Em notas tímidas, foi divulgada a prática de sexo grupal por alunos do Colégio Pedro II, na faixa entre 12 e 19 anos, em unidade escolar do Rio. Segundo as notícias, o estabelecimento teria instaurado um processo disciplinar, e a polícia uma investigação, com advertência ao Conselho Tutelar. Porém, o evento caiu no esquecimento da mídia, e nem a escola, nem as autoridades policiais, as do MP, ou judiciais demonstraram preocupação em apurar e punir a realização de uma bacanal na instituição de ensino, em uma inércia conivente do mundo adulto com a sexualização precoce e os estragos dela decorrentes.
O fato me trouxe à memória outro jovem, cuja trajetória remonta ao início dos tempos, e que se tornou uma referência para o ocidente, não apenas pela beleza, como pela sabedoria à frente de um dos maiores impérios da antiguidade. Falo de José do Egito, figura do Gênesis que ganhou contornos vívidos na coletânea José e Seus Irmãos, onde Thomas Mann, com precisão anatômica, acompanha a saga desse herdeiro de Israel e favorito do patriarca, desde seus verdes anos ao lado do pai em Canaã, passando por seu lançamento ao fosso e venda como escravo pelos próprios irmãos, até a ascensão a plenipotenciário de Faraó.
É mediante uma segunda venda que José, recém-chegado ao Egito, se torna criado do cortesão castrado Petepré, primeiro lidando com serviços brutos, para, em seguida, atuar como braço-direito do intendente, e, após o falecimento deste, passar a ser, ele mesmo, o gestor da casa. Somente então é que desperta os olhares da esposa do dignitário, Mut, que, fracassada na tentativa de renegar o próprio desejo, se entrega ao assédio diuturno do novo administrador. Durante três anos de obstinada caça, José, a presa, nem rompe o canal das comunicações provocativas, o que estaria a seu alcance, nem cede à tentação da mulher do castrado. Como diz Mann, conduz ao extremo o amor da senhora, como já havia, em sua vida pregressa, levado ao auge a ira dos irmãos, e passa a cavar o seu “segundo fosso”, que viria a ser o encarceramento injusto, como pena para o estupro jamais praticado contra a egípcia.

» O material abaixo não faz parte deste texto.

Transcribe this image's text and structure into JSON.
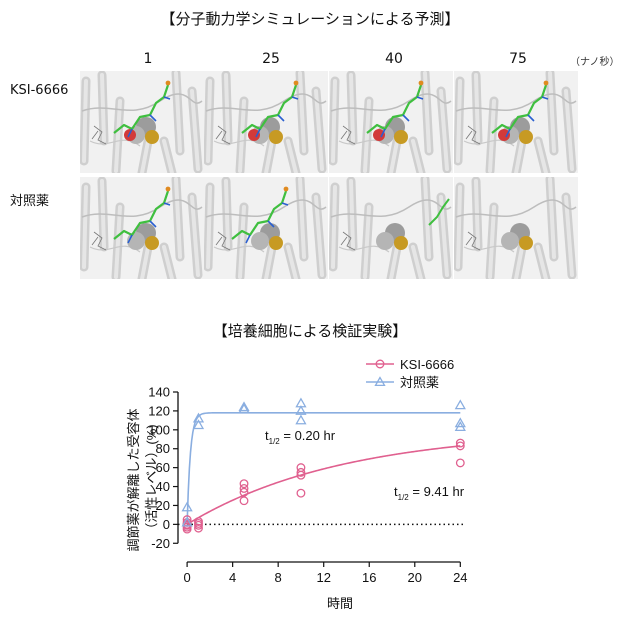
{
  "simulation": {
    "title": "【分子動力学シミュレーションによる予測】",
    "time_points": [
      "1",
      "25",
      "40",
      "75"
    ],
    "time_unit": "（ナノ秒）",
    "rows": [
      {
        "label": "KSI-6666",
        "ligand_visible": [
          true,
          true,
          true,
          true
        ]
      },
      {
        "label": "対照薬",
        "ligand_visible": [
          true,
          true,
          false,
          false
        ]
      }
    ]
  },
  "experiment": {
    "title": "【培養細胞による検証実験】"
  },
  "chart_data": {
    "type": "scatter",
    "xlabel": "時間",
    "ylabel_line1": "調節薬が解離した受容体",
    "ylabel_line2": "（活性レベル）(%)",
    "xticks": [
      0,
      4,
      8,
      12,
      16,
      20,
      24
    ],
    "yticks": [
      -20,
      0,
      20,
      40,
      60,
      80,
      100,
      120,
      140
    ],
    "xlim": [
      -0.8,
      24.5
    ],
    "ylim": [
      -25,
      140
    ],
    "zero_line": "dotted",
    "legend_position": "top-right",
    "series": [
      {
        "name": "KSI-6666",
        "color": "#e0608f",
        "marker": "circle",
        "points": [
          [
            0,
            -5
          ],
          [
            0,
            -3
          ],
          [
            0,
            0
          ],
          [
            0,
            2
          ],
          [
            0,
            5
          ],
          [
            0,
            -1
          ],
          [
            1,
            -4
          ],
          [
            1,
            -1
          ],
          [
            1,
            1
          ],
          [
            1,
            3
          ],
          [
            5,
            25
          ],
          [
            5,
            34
          ],
          [
            5,
            38
          ],
          [
            5,
            43
          ],
          [
            10,
            33
          ],
          [
            10,
            52
          ],
          [
            10,
            55
          ],
          [
            10,
            60
          ],
          [
            24,
            65
          ],
          [
            24,
            83
          ],
          [
            24,
            86
          ]
        ],
        "fit": {
          "model": "one-phase association",
          "half_life_hr": 9.41,
          "plateau": 100
        },
        "annotation": {
          "prefix": "t",
          "sub": "1/2",
          "text": " = 9.41 hr"
        }
      },
      {
        "name": "対照薬",
        "color": "#8aaee0",
        "marker": "triangle",
        "points": [
          [
            0,
            2
          ],
          [
            0,
            18
          ],
          [
            1,
            105
          ],
          [
            1,
            112
          ],
          [
            5,
            122
          ],
          [
            5,
            124
          ],
          [
            10,
            110
          ],
          [
            10,
            120
          ],
          [
            10,
            128
          ],
          [
            24,
            103
          ],
          [
            24,
            107
          ],
          [
            24,
            126
          ]
        ],
        "fit": {
          "model": "one-phase association",
          "half_life_hr": 0.2,
          "plateau": 118
        },
        "annotation": {
          "prefix": "t",
          "sub": "1/2",
          "text": " = 0.20 hr"
        }
      }
    ]
  }
}
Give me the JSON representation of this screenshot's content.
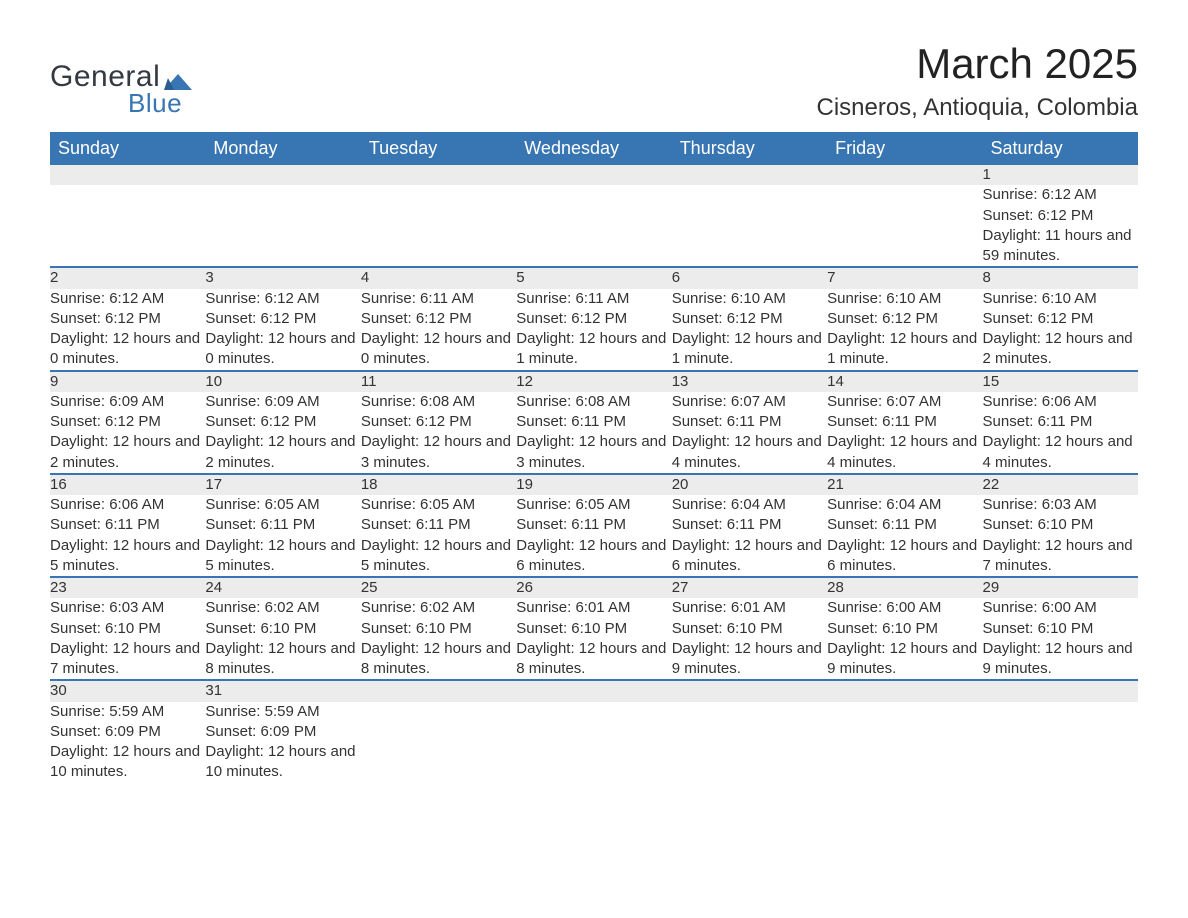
{
  "logo": {
    "text1": "General",
    "text2": "Blue",
    "brand_color": "#3875b3",
    "text_color": "#333a42"
  },
  "title": {
    "month": "March 2025",
    "location": "Cisneros, Antioquia, Colombia"
  },
  "calendar": {
    "type": "table",
    "header_bg": "#3875b3",
    "header_fg": "#ffffff",
    "daynum_bg": "#ececec",
    "divider_color": "#3875b3",
    "body_bg": "#ffffff",
    "text_color": "#333333",
    "font_size_body": 15,
    "font_size_daynum": 17,
    "font_size_header": 18,
    "columns": [
      "Sunday",
      "Monday",
      "Tuesday",
      "Wednesday",
      "Thursday",
      "Friday",
      "Saturday"
    ],
    "weeks": [
      [
        null,
        null,
        null,
        null,
        null,
        null,
        {
          "d": "1",
          "sr": "6:12 AM",
          "ss": "6:12 PM",
          "dl": "11 hours and 59 minutes."
        }
      ],
      [
        {
          "d": "2",
          "sr": "6:12 AM",
          "ss": "6:12 PM",
          "dl": "12 hours and 0 minutes."
        },
        {
          "d": "3",
          "sr": "6:12 AM",
          "ss": "6:12 PM",
          "dl": "12 hours and 0 minutes."
        },
        {
          "d": "4",
          "sr": "6:11 AM",
          "ss": "6:12 PM",
          "dl": "12 hours and 0 minutes."
        },
        {
          "d": "5",
          "sr": "6:11 AM",
          "ss": "6:12 PM",
          "dl": "12 hours and 1 minute."
        },
        {
          "d": "6",
          "sr": "6:10 AM",
          "ss": "6:12 PM",
          "dl": "12 hours and 1 minute."
        },
        {
          "d": "7",
          "sr": "6:10 AM",
          "ss": "6:12 PM",
          "dl": "12 hours and 1 minute."
        },
        {
          "d": "8",
          "sr": "6:10 AM",
          "ss": "6:12 PM",
          "dl": "12 hours and 2 minutes."
        }
      ],
      [
        {
          "d": "9",
          "sr": "6:09 AM",
          "ss": "6:12 PM",
          "dl": "12 hours and 2 minutes."
        },
        {
          "d": "10",
          "sr": "6:09 AM",
          "ss": "6:12 PM",
          "dl": "12 hours and 2 minutes."
        },
        {
          "d": "11",
          "sr": "6:08 AM",
          "ss": "6:12 PM",
          "dl": "12 hours and 3 minutes."
        },
        {
          "d": "12",
          "sr": "6:08 AM",
          "ss": "6:11 PM",
          "dl": "12 hours and 3 minutes."
        },
        {
          "d": "13",
          "sr": "6:07 AM",
          "ss": "6:11 PM",
          "dl": "12 hours and 4 minutes."
        },
        {
          "d": "14",
          "sr": "6:07 AM",
          "ss": "6:11 PM",
          "dl": "12 hours and 4 minutes."
        },
        {
          "d": "15",
          "sr": "6:06 AM",
          "ss": "6:11 PM",
          "dl": "12 hours and 4 minutes."
        }
      ],
      [
        {
          "d": "16",
          "sr": "6:06 AM",
          "ss": "6:11 PM",
          "dl": "12 hours and 5 minutes."
        },
        {
          "d": "17",
          "sr": "6:05 AM",
          "ss": "6:11 PM",
          "dl": "12 hours and 5 minutes."
        },
        {
          "d": "18",
          "sr": "6:05 AM",
          "ss": "6:11 PM",
          "dl": "12 hours and 5 minutes."
        },
        {
          "d": "19",
          "sr": "6:05 AM",
          "ss": "6:11 PM",
          "dl": "12 hours and 6 minutes."
        },
        {
          "d": "20",
          "sr": "6:04 AM",
          "ss": "6:11 PM",
          "dl": "12 hours and 6 minutes."
        },
        {
          "d": "21",
          "sr": "6:04 AM",
          "ss": "6:11 PM",
          "dl": "12 hours and 6 minutes."
        },
        {
          "d": "22",
          "sr": "6:03 AM",
          "ss": "6:10 PM",
          "dl": "12 hours and 7 minutes."
        }
      ],
      [
        {
          "d": "23",
          "sr": "6:03 AM",
          "ss": "6:10 PM",
          "dl": "12 hours and 7 minutes."
        },
        {
          "d": "24",
          "sr": "6:02 AM",
          "ss": "6:10 PM",
          "dl": "12 hours and 8 minutes."
        },
        {
          "d": "25",
          "sr": "6:02 AM",
          "ss": "6:10 PM",
          "dl": "12 hours and 8 minutes."
        },
        {
          "d": "26",
          "sr": "6:01 AM",
          "ss": "6:10 PM",
          "dl": "12 hours and 8 minutes."
        },
        {
          "d": "27",
          "sr": "6:01 AM",
          "ss": "6:10 PM",
          "dl": "12 hours and 9 minutes."
        },
        {
          "d": "28",
          "sr": "6:00 AM",
          "ss": "6:10 PM",
          "dl": "12 hours and 9 minutes."
        },
        {
          "d": "29",
          "sr": "6:00 AM",
          "ss": "6:10 PM",
          "dl": "12 hours and 9 minutes."
        }
      ],
      [
        {
          "d": "30",
          "sr": "5:59 AM",
          "ss": "6:09 PM",
          "dl": "12 hours and 10 minutes."
        },
        {
          "d": "31",
          "sr": "5:59 AM",
          "ss": "6:09 PM",
          "dl": "12 hours and 10 minutes."
        },
        null,
        null,
        null,
        null,
        null
      ]
    ],
    "labels": {
      "sunrise": "Sunrise: ",
      "sunset": "Sunset: ",
      "daylight": "Daylight: "
    }
  }
}
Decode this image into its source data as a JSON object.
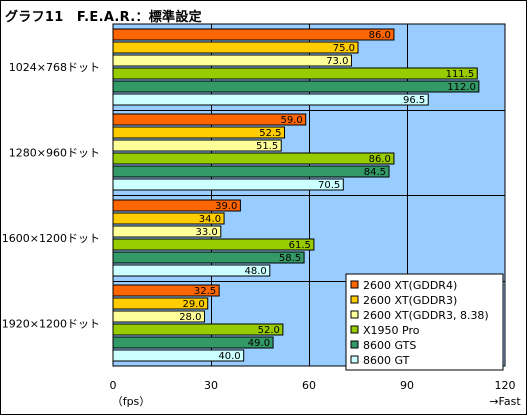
{
  "chart_data": {
    "type": "bar",
    "orientation": "horizontal",
    "title": "グラフ11　F.E.A.R.：標準設定",
    "xlabel": "（fps）",
    "x_end_label": "→Fast",
    "xlim": [
      0,
      120
    ],
    "xticks": [
      0,
      30,
      60,
      90,
      120
    ],
    "grid": true,
    "legend_position": "bottom-right",
    "categories": [
      "1024×768ドット",
      "1280×960ドット",
      "1600×1200ドット",
      "1920×1200ドット"
    ],
    "series": [
      {
        "name": "2600 XT(GDDR4)",
        "color": "#ff6600",
        "values": [
          86.0,
          59.0,
          39.0,
          32.5
        ]
      },
      {
        "name": "2600 XT(GDDR3)",
        "color": "#ffcc00",
        "values": [
          75.0,
          52.5,
          34.0,
          29.0
        ]
      },
      {
        "name": "2600 XT(GDDR3, 8.38)",
        "color": "#ffff99",
        "values": [
          73.0,
          51.5,
          33.0,
          28.0
        ]
      },
      {
        "name": "X1950 Pro",
        "color": "#99cc00",
        "values": [
          111.5,
          86.0,
          61.5,
          52.0
        ]
      },
      {
        "name": "8600 GTS",
        "color": "#339966",
        "values": [
          112.0,
          84.5,
          58.5,
          49.0
        ]
      },
      {
        "name": "8600 GT",
        "color": "#ccffff",
        "values": [
          96.5,
          70.5,
          48.0,
          40.0
        ]
      }
    ],
    "plot_background": "#99ccff"
  }
}
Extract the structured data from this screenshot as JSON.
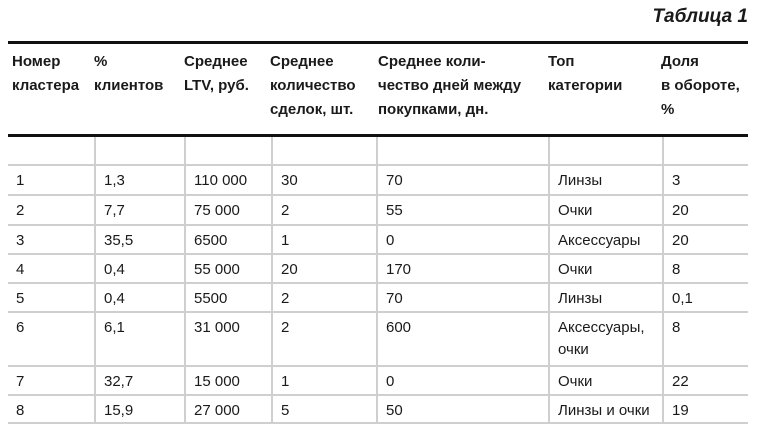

Naquele triênio de encontros melosos com Mut, a ambiguidade na conduta de José descortina um conflito entre sua soberba, no deleite de sentir-se cortejado e na autoconfiança de gerenciar a situação sem traumatismos, e sua preocupação em permanecer casto. Contudo, quais motivos teriam levado o hebreu, que, mais tarde, viria a casar e ter filhos, a demonstrar tamanha obstinação com a própria castidade, logo no ápice da formosura, da solteirice, e da ebulição dos hormônios? Como explicação a essa reação anômala aos desejos, ainda mais em idade, por si, convidativa à volúpia, Mann elenca razões que induziram José a transformar uma monótona privação de prazeres em uma castidade alegre, e até arrogante.
Em uma sequência de solilóquios mentais, de duração incompatível com o imediatismo da satisfação dos prazeres, o filho de Israel concebe motivos das mais diferentes ordens para “conservar-se puro”, em uma lista que rende uma dezena de páginas de Mann. Assim, seja pela consciência de ser o escolhido de Deus para trilhar um caminho austero rumo a grandes feitos, seja pela recusa em trair a confiança de Petepré, seja ainda pelo apreço a uma virilidade que não lhe permitia ser mero objeto da cobiça de outrem, certo é que o José retratado por Mann consegue racionalizar um desejo carnal, fazendo triunfar sua deliberação sobre os impulsos da natureza. Apesar de encarcerado após a denúncia caluniosa de Mut, José encerra esse episódio ainda mais senhor de si e mais livre, até da tirania dos próprios instintos.
Imagino que, se tivessem tido acesso a estórias como a de José, talvez os jovens do Pedro II tivessem freado seus impulsos, pelo menos na escola. Mas, a quem interessa disseminar o exemplo bíblico inspirador de Mann, no país onde o populismo só se perpetua graças à ignorância de uma massa paralisada pela bestialização?